Tommasso di Giovanni Cassai
dit Masaccio.
Autoportrait, 1427

Est-ce que cette précieuse nuance est exclusivement réservée aux beaux yeux, et se trouve-t-elle interdite aux prunelles vulgaires ? Musard le célèbre chef d’orchestre n’a jamais passé pour être « joli garçon », surtout ses yeux n’ont pas été cités pour leur éclat. Remarquez-le au milieu d’un de ses étincelants quadrilles, sa figure s’anime, son regard brille, toute sa physionomie prend un air de fête ; il invite, il agace dans le motif du « balancé », il triomphe dans les forte, une douce mélancolie s’empare de lui dans le langoureux Mineur, mais il se réveille bientôt avec l’énergie d’un héros arraché à la douleur ou à la volupté, enfin il marche rayonnant jusqu’au final victorieux.

Ce portrait (…) présente toute la théorie de l’expression dansante. – Oui ! – les plus beaux yeux peuvent être froids, maussades, insignifiants, tandis qu’une âme aimable se dépeint à travers les formes les moins classiques (….).

A l’égard des exercices, j’observerai que les muscles du visage se développent, comme ceux du reste du corps, et si dans les premiers battements de l’élève, on ne fait attention aux yeux hagards, aux grimaces de la bouche et à l’air douloureux et renfrogné, on peut être sûr que ces mauvaises habitudes resteront, ou bien, feront place à ce sourire forcé et stagnant qui fait le désespoir de la scène (…)

L’expression de la figure fait partie du Placé ; pour dire ce qu’elle doit être, j’indiquerai ce qu’il faudra éviter comme le statuaire, qui pour animer ses marbres, ne fait que leur ôter du superflu : les grimaces en général telles qu’efforts pénibles, sourires doucereux et hébétés, air prétentieux – « me voilà », regards interrogatifs, confus, effarés, suppliants, goguenards ou honteux ; les espiègleries musquées, comme les élans triomphateurs, doivent être bannies de la belle danse.

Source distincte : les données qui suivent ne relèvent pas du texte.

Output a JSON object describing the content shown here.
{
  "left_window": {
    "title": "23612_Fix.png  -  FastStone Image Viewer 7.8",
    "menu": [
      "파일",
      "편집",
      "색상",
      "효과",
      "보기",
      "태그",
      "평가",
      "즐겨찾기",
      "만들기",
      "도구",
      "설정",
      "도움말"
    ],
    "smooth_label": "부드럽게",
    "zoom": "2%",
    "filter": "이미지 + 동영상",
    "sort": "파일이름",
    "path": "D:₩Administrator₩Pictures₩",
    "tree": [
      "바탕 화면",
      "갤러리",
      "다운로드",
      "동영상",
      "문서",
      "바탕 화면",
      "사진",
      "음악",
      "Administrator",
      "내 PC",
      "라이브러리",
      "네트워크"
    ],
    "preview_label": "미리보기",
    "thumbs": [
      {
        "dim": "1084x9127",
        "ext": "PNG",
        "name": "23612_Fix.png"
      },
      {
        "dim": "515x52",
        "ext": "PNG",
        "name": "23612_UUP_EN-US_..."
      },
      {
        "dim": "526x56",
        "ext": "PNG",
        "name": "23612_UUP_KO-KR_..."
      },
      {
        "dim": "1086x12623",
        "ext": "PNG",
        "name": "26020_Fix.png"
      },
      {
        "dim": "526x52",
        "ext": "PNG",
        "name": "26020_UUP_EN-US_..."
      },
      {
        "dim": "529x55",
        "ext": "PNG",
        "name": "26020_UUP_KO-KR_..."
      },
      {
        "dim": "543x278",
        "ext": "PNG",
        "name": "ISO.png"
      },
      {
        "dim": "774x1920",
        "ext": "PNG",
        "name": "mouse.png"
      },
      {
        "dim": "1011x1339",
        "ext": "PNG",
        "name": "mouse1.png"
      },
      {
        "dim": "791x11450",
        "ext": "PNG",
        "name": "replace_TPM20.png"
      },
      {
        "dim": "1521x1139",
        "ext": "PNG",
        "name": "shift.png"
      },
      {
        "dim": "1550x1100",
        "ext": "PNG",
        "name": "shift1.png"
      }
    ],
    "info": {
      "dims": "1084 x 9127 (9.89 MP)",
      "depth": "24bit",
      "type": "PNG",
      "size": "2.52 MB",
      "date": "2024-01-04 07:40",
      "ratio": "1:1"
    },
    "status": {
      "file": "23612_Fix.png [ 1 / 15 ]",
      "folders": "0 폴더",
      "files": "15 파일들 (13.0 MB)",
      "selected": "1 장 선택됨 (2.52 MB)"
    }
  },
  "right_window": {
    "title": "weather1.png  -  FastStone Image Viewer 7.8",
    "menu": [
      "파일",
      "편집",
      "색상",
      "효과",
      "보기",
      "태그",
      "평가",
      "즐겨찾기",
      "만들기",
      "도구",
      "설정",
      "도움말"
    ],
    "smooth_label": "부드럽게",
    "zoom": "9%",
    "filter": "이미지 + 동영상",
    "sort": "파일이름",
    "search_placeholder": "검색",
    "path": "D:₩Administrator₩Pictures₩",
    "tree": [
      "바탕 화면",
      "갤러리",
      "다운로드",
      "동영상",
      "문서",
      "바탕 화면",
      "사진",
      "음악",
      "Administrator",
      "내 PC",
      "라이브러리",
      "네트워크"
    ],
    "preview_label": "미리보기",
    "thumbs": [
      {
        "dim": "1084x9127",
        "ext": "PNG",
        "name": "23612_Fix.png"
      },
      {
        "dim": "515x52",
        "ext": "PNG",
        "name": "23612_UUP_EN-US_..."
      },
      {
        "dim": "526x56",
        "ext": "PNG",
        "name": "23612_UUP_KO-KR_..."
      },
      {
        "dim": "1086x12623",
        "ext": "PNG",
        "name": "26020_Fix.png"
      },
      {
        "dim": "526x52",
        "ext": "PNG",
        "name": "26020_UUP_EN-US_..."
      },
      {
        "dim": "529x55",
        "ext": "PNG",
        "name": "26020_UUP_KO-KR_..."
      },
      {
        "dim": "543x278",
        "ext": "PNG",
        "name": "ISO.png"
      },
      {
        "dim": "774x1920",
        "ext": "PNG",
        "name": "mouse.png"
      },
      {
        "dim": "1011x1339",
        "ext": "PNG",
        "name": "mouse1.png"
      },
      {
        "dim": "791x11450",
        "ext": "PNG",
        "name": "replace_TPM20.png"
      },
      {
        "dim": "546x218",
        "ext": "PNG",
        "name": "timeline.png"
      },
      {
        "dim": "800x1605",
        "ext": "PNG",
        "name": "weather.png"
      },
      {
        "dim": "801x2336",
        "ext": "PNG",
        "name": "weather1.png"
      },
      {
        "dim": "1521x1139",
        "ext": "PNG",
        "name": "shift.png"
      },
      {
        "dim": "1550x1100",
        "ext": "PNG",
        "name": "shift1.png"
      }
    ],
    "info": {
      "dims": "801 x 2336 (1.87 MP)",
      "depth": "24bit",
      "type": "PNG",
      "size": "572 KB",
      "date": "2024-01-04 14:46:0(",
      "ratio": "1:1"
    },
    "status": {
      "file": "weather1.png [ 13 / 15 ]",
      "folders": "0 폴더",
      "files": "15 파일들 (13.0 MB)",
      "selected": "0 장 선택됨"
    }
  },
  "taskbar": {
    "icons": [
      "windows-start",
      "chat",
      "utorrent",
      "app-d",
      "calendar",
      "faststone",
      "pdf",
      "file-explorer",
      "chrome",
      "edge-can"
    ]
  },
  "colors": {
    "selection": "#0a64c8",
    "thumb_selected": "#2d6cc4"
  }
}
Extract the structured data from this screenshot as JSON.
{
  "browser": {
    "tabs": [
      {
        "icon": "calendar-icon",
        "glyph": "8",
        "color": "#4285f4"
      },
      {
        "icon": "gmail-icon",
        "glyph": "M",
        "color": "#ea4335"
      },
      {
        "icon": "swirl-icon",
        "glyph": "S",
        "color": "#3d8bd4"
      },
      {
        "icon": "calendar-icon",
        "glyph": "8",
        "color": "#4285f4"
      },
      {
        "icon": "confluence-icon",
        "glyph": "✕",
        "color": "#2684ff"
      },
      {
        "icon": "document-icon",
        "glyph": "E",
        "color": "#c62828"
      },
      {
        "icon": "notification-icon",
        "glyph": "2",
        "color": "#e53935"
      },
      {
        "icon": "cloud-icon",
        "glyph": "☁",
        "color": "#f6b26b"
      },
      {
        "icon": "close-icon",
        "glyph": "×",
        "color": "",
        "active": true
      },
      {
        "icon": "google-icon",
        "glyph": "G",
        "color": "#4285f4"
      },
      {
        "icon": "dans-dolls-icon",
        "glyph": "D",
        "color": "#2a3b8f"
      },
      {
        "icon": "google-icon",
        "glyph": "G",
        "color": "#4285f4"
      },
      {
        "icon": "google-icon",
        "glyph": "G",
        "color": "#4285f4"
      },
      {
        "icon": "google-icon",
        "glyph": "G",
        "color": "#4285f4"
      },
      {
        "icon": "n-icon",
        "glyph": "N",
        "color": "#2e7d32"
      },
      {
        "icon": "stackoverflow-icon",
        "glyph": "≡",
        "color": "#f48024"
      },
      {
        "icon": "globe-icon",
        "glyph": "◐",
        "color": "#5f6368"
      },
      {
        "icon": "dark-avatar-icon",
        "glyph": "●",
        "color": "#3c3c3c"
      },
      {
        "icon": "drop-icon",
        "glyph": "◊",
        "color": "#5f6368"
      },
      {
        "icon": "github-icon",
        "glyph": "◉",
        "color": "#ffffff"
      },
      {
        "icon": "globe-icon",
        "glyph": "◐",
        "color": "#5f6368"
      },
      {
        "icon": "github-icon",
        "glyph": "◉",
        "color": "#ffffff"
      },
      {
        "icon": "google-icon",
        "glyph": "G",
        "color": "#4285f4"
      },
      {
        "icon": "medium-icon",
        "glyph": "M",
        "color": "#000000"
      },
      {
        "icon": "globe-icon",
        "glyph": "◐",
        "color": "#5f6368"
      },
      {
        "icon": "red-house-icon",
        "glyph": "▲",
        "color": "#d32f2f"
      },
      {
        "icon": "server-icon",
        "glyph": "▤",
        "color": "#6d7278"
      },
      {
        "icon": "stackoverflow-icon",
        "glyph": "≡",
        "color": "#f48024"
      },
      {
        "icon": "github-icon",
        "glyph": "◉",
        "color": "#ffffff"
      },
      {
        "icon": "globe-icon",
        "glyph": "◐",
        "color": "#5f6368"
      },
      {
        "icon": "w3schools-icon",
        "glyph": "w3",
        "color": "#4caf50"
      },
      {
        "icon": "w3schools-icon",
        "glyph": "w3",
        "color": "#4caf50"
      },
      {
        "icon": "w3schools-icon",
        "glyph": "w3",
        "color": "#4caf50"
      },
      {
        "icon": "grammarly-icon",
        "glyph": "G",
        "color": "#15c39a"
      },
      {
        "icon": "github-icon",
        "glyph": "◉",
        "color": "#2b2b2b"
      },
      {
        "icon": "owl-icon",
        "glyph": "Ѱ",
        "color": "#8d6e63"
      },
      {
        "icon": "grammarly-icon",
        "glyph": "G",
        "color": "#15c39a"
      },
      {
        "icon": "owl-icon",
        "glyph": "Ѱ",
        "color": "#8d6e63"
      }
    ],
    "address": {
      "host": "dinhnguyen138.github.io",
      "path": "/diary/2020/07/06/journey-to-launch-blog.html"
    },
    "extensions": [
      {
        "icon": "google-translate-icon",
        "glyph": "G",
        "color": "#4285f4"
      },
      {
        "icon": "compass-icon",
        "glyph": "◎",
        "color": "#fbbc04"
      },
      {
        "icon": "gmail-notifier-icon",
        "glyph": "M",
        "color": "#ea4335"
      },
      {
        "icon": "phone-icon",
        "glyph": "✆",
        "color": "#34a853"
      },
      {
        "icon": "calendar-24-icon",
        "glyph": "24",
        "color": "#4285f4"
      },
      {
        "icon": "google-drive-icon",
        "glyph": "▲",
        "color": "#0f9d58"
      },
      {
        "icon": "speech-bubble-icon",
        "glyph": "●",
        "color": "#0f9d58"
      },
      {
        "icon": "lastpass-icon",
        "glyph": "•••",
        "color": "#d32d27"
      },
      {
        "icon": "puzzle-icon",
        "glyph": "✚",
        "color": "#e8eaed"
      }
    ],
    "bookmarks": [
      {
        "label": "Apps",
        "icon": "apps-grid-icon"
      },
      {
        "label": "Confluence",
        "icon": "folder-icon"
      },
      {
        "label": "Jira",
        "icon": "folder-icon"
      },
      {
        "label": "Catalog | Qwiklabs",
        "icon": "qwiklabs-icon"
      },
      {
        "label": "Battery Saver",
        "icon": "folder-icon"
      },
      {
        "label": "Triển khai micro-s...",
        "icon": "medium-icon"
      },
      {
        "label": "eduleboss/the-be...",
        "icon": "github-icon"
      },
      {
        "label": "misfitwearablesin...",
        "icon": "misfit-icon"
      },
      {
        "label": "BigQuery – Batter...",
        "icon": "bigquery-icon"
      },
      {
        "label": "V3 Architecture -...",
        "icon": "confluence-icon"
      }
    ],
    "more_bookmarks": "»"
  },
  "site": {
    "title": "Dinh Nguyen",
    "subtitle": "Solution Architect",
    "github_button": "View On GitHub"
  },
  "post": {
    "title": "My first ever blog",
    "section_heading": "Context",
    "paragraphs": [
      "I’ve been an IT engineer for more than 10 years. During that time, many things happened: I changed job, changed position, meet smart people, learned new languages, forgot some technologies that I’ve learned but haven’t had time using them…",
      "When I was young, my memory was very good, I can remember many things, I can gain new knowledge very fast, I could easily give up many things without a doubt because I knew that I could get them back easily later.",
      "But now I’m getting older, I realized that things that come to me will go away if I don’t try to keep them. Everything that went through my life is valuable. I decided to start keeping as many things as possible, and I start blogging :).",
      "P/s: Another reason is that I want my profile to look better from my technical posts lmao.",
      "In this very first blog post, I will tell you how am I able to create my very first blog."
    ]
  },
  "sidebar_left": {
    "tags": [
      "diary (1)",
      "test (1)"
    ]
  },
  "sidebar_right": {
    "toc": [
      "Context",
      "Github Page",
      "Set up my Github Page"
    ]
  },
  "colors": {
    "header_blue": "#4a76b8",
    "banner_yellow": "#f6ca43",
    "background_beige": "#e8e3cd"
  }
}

Que le calme du bonheur repose sur vos traits, que la passion y soit comprimée par les égards que vous portez à celle qui consent à être la compagne de vos plaisirs ; que l’on remarque dans vos yeux l’enthousiasme musical, la solennité de la fête et que votre bouche n’exprime point une demande mais une réponse satisfaisante et spirituelle.

Dans Etudes chorégraphiques (1848, 1855, 1861) édition trilingue préparée par Francesca Falcone et Knud Arne Juergensen, LIM Ed., Lucca 2005.